DisjointClasses(x1, x2, …, xn) ⇒
EquivalentClasses(owl:Nothing IntersectionOf(xi xj)) for all i<j<=n

I asked about this on the Elk mail list – see  Satisfiability checking and DisjointClasses axioms

The problem is that whilst Elk supports intersection and equivalence, it doesn’t support Nothing. This means that there may be corner cases in which it doesn’t work.

Proper disjointness support may be coming in the next version Elk, but it’s been a few months so I decided to go ahead and implement the above translation in OWLTools (also available in Oort).

If we have an ontology such as foo.owl:

Ontology: <http://example.org/x.owl>

Class: :reasoner
Class: :animal
  DisjointWith: :reasoner

Class: :elk
  SubClassOf: :reasoner, :animal

We can translate it using owltools:

owltools foo.owl --translate-disjoints-to-equivalents -o file://`pwd`/foo-x.owl

Remeber, ordering of arguments is significant in owltools -make sure you translate *after* the ontology is loaded.

And then load this into Protege and reason over it using Elk. As expected, “elk” is unsatisfiable:

You can also do the checking directly in owltools:

owltools foo.owl --translate-disjoints-to-equivalents --run-reasoner -r elk -u

The “-u” option will check for unsatisfiable classes and exit with a nonzero code if any are found, allowing this to be used within a CI system like Jenkins (see this previous post).

You can also use this transform within Oort (command line version only):

ontology-release-runner --translate-disjoints-to-equivalents --reasoner elk foo.owl

Remember, there are corner cases where this translation will not work. Nevertheless, this can be useful as part of an “early warning” system, backed up by slower guaranteed checks running in the background with HermiT or some other reasoner.

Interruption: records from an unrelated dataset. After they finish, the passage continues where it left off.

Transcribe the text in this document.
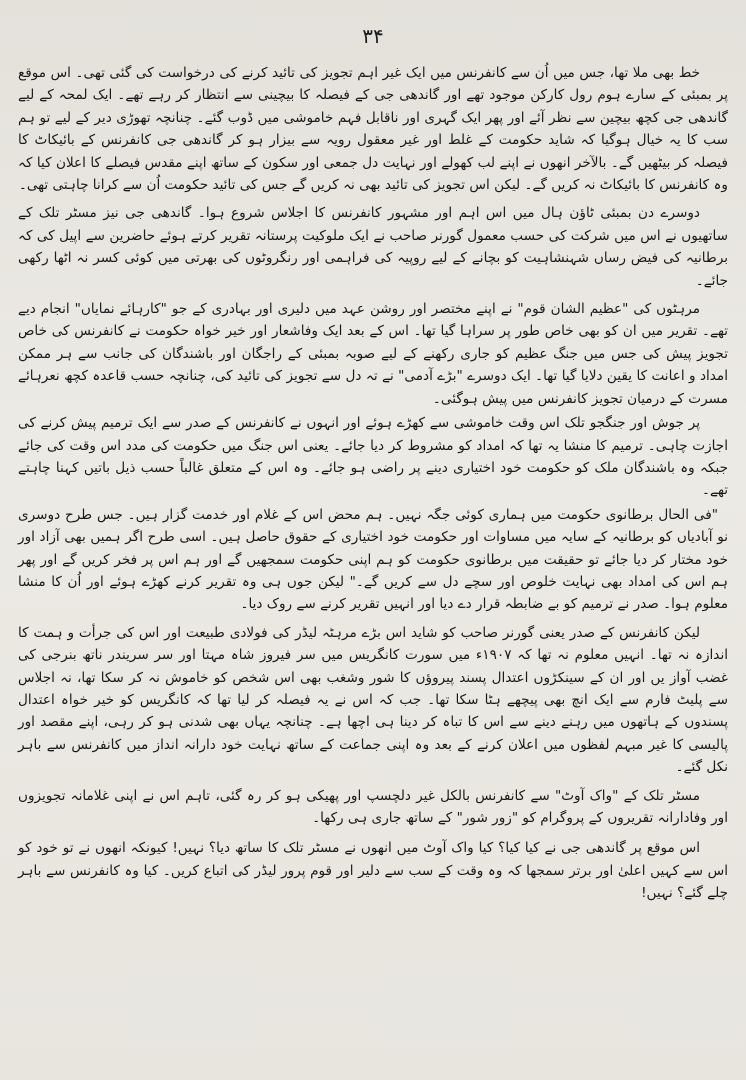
۳۴

خط بھی ملا تھا، جس میں اُن سے کانفرنس میں ایک غیر اہم تجویز کی تائید کرنے کی درخواست کی گئی تھی۔ اس موقع پر بمبئی کے سارے ہوم رول کارکن موجود تھے اور گاندھی جی کے فیصلہ کا بیچینی سے انتظار کر رہے تھے۔ ایک لمحہ کے لیے گاندھی جی کچھ بیچین سے نظر آئے اور پھر ایک گہری اور ناقابل فہم خاموشی میں ڈوب گئے۔ چنانچہ تھوڑی دیر کے لیے تو ہم سب کا یہ خیال ہوگیا کہ شاید حکومت کے غلط اور غیر معقول رویہ سے بیزار ہو کر گاندھی جی کانفرنس کے بائیکاٹ کا فیصلہ کر بیٹھیں گے۔ بالآخر انھوں نے اپنے لب کھولے اور نہایت دل جمعی اور سکون کے ساتھ اپنے مقدس فیصلے کا اعلان کیا کہ وہ کانفرنس کا بائیکاٹ نہ کریں گے۔ لیکن اس تجویز کی تائید بھی نہ کریں گے جس کی تائید حکومت اُن سے کرانا چاہتی تھی۔

دوسرے دن بمبئی ٹاؤن ہال میں اس اہم اور مشہور کانفرنس کا اجلاس شروع ہوا۔ گاندھی جی نیز مسٹر تلک کے ساتھیوں نے اس میں شرکت کی حسب معمول گورنر صاحب نے ایک ملوکیت پرستانہ تقریر کرتے ہوئے حاضرین سے اپیل کی کہ برطانیہ کی فیض رساں شہنشاہیت کو بچانے کے لیے روپیہ کی فراہمی اور رنگروٹوں کی بھرتی میں کوئی کسر نہ اٹھا رکھی جائے۔

مرہٹوں کی "عظیم الشان قوم" نے اپنے مختصر اور روشن عہد میں دلیری اور بہادری کے جو "کارہائے نمایاں" انجام دیے تھے۔ تقریر میں ان کو بھی خاص طور پر سراہا گیا تھا۔ اس کے بعد ایک وفاشعار اور خیر خواہ حکومت نے کانفرنس کی خاص تجویز پیش کی جس میں جنگ عظیم کو جاری رکھنے کے لیے صوبہ بمبئی کے راجگان اور باشندگان کی جانب سے ہر ممکن امداد و اعانت کا یقین دلایا گیا تھا۔ ایک دوسرے "بڑے آدمی" نے تہ دل سے تجویز کی تائید کی، چنانچہ حسب قاعدہ کچھ نعرہائے مسرت کے درمیان تجویز کانفرنس میں پیش ہوگئی۔

پر جوش اور جنگجو تلک اس وقت خاموشی سے کھڑے ہوئے اور انہوں نے کانفرنس کے صدر سے ایک ترمیم پیش کرنے کی اجازت چاہی۔ ترمیم کا منشا یہ تھا کہ امداد کو مشروط کر دیا جائے۔ یعنی اس جنگ میں حکومت کی مدد اس وقت کی جائے جبکہ وہ باشندگان ملک کو حکومت خود اختیاری دینے پر راضی ہو جائے۔ وہ اس کے متعلق غالباً حسب ذیل باتیں کہنا چاہتے تھے۔

"فی الحال برطانوی حکومت میں ہماری کوئی جگہ نہیں۔ ہم محض اس کے غلام اور خدمت گزار ہیں۔ جس طرح دوسری نو آبادیاں کو برطانیہ کے سایہ میں مساوات اور حکومت خود اختیاری کے حقوق حاصل ہیں۔ اسی طرح اگر ہمیں بھی آزاد اور خود مختار کر دیا جائے تو حقیقت میں برطانوی حکومت کو ہم اپنی حکومت سمجھیں گے اور ہم اس پر فخر کریں گے اور پھر ہم اس کی امداد بھی نہایت خلوص اور سچے دل سے کریں گے۔" لیکن جوں ہی وہ تقریر کرنے کھڑے ہوئے اور اُن کا منشا معلوم ہوا۔ صدر نے ترمیم کو بے ضابطہ قرار دے دیا اور انہیں تقریر کرنے سے روک دیا۔

لیکن کانفرنس کے صدر یعنی گورنر صاحب کو شاید اس بڑے مرہٹہ لیڈر کی فولادی طبیعت اور اس کی جرأت و ہمت کا اندازہ نہ تھا۔ انہیں معلوم نہ تھا کہ ۱۹۰۷ء میں سورت کانگریس میں سر فیروز شاہ مہتا اور سر سریندر ناتھ بنرجی کی غضب آواز یں اور ان کے سینکڑوں اعتدال پسند پیروؤں کا شور وشغب بھی اس شخص کو خاموش نہ کر سکا تھا، نہ اجلاس سے پلیٹ فارم سے ایک انچ بھی پیچھے ہٹا سکا تھا۔ جب کہ اس نے یہ فیصلہ کر لیا تھا کہ کانگریس کو خیر خواہ اعتدال پسندوں کے ہاتھوں میں رہنے دینے سے اس کا تباہ کر دینا ہی اچھا ہے۔ چنانچہ یہاں بھی شدنی ہو کر رہی، اپنے مقصد اور پالیسی کا غیر مبہم لفظوں میں اعلان کرنے کے بعد وہ اپنی جماعت کے ساتھ نہایت خود دارانہ انداز میں کانفرنس سے باہر نکل گئے۔

مسٹر تلک کے "واک آوٹ" سے کانفرنس بالکل غیر دلچسپ اور پھیکی ہو کر رہ گئی، تاہم اس نے اپنی غلامانہ تجویزوں اور وفادارانہ تقریروں کے پروگرام کو "زور شور" کے ساتھ جاری ہی رکھا۔

اس موقع پر گاندھی جی نے کیا کیا؟ کیا واک آوٹ میں انھوں نے مسٹر تلک کا ساتھ دیا؟ نہیں! کیونکہ انھوں نے تو خود کو اس سے کہیں اعلیٰ اور برتر سمجھا کہ وہ وقت کے سب سے دلیر اور قوم پرور لیڈر کی اتباع کریں۔ کیا وہ کانفرنس سے باہر چلے گئے؟ نہیں!
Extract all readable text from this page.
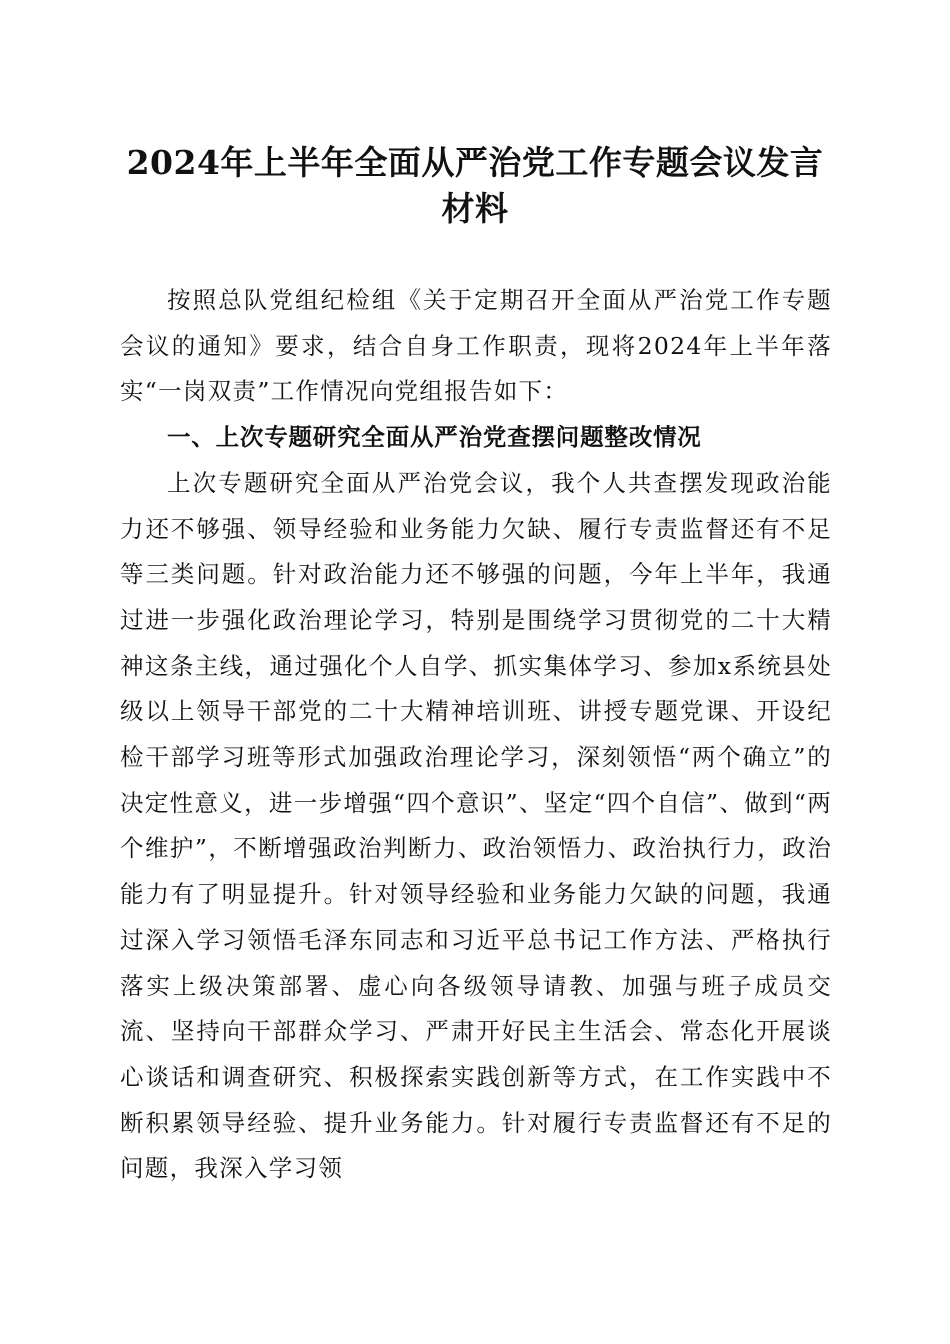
2024年上半年全面从严治党工作专题会议发言材料

按照总队党组纪检组《关于定期召开全面从严治党工作专题会议的通知》要求，结合自身工作职责，现将2024年上半年落实“一岗双责”工作情况向党组报告如下：

一、上次专题研究全面从严治党查摆问题整改情况

上次专题研究全面从严治党会议，我个人共查摆发现政治能力还不够强、领导经验和业务能力欠缺、履行专责监督还有不足等三类问题。针对政治能力还不够强的问题，今年上半年，我通过进一步强化政治理论学习，特别是围绕学习贯彻党的二十大精神这条主线，通过强化个人自学、抓实集体学习、参加x系统县处级以上领导干部党的二十大精神培训班、讲授专题党课、开设纪检干部学习班等形式加强政治理论学习，深刻领悟“两个确立”的决定性意义，进一步增强“四个意识”、坚定“四个自信”、做到“两个维护”，不断增强政治判断力、政治领悟力、政治执行力，政治能力有了明显提升。针对领导经验和业务能力欠缺的问题，我通过深入学习领悟毛泽东同志和习近平总书记工作方法、严格执行落实上级决策部署、虚心向各级领导请教、加强与班子成员交流、坚持向干部群众学习、严肃开好民主生活会、常态化开展谈心谈话和调查研究、积极探索实践创新等方式，在工作实践中不断积累领导经验、提升业务能力。针对履行专责监督还有不足的问题，我深入学习领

Perhaps the ontologies I work with have a simpler structure, but so far I have found this strategy to be successful, identifying subtle part-disjointness problems, and not giving any false positives. There don’t appear to be any scalability problems, with Elk being its usual zippy self even when uberon is loaded with ncbitaxon/taxslim and taxon constraints translated into Nothing-axioms (~3000 disjointness axioms).